When using features from a dataset to establish a model, as the number of features used increases, the chance that one or more of the result features is coincidental (a false positive) instead of a true association also increases. The FDR threshold helps to make sure that models produced by PAM and SAM don't include too many false positive features.
In the case of PAM, the user can enter the threshold for false discovery rate. Lowering the false discovery rate will limit the number of features that will be included in the model. Increasing the false discovery rate will do the opposite. This only applies to one of the multiple results packages that emerges from using the PAM association model, termed the fdr_constrained model. Learn more about CITRUS results constraint groups.
When the Normalize Scales option is turned on, each channel is normalized such that it has a mean value of zero and a standard deviation of 1. This is done by first concatenating all files within the CITRUS run, then for each event value per channel, subtracting the mean and dividing by the standard deviation of the channel. Normalizing scales can be a useful strategy when channels have different dynamic ranges, as is often the case in fluorescence flow cytometry.

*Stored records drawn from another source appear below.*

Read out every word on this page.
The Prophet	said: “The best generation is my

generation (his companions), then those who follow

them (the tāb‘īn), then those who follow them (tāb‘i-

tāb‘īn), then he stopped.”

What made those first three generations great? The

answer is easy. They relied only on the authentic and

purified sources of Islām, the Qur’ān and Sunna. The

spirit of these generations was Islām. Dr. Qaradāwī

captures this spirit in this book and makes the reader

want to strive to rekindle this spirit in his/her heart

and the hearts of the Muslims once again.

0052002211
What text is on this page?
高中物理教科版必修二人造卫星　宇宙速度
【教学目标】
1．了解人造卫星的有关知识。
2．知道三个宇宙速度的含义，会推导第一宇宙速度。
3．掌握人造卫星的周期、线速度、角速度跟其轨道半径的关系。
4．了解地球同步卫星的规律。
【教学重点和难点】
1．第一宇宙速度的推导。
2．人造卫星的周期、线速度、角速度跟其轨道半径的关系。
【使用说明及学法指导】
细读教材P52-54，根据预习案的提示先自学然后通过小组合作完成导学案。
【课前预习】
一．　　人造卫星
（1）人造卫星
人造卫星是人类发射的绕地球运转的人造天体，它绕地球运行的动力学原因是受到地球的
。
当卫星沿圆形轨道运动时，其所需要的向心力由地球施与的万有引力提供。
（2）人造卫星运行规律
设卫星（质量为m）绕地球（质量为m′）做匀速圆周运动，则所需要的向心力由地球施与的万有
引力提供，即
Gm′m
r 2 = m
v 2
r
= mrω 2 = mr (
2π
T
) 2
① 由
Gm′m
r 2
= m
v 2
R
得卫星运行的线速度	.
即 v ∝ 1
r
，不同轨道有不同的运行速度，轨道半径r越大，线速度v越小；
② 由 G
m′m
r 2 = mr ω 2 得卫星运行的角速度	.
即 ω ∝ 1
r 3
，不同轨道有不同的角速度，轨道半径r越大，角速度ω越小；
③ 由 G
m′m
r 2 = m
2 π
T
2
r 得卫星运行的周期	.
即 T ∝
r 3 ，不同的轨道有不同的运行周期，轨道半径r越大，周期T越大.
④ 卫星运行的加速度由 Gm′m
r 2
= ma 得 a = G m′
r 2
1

The plot theme setting simply changes the background color of images and figures within the CITRUS results.
On occasion a CITRUS run may fail or enter into a defunct state.
Failed CITRUS run - The cause of CITRUS failures are often related to the dataset itself and can be identified and fixed without much effort. Get in contact with Cytobank Support for help with this process. If possible, please include the CITRUS log file that can be downloaded from the interface after the CITRUS failure.
Defunct CITRUS run - This issue arises from the CITRUS run consuming more compute resources than are currently allocated for it by Cytobank. In order to make the CITRUS run succeed, the right compromise of settings that result in less consumption of compute resource will have to be found with some degree of trial and error. The following adjustments can raise the chances of success for a CITRUS run that previously went defunct:
- Decreasing the number of events in the analysis.
- Decreasing the cross validation folds, especially to a value of 1, which dramatically decreases run time and resource use (learn more).
- Increasing the value for minimum cluster size.
- Decreasing the number of clustering channels.
Of these options, 1 and 2 will make the biggest difference. 3 and 4 make less of a difference and are not ideal because changing them might not be possible for the scientific question being asked.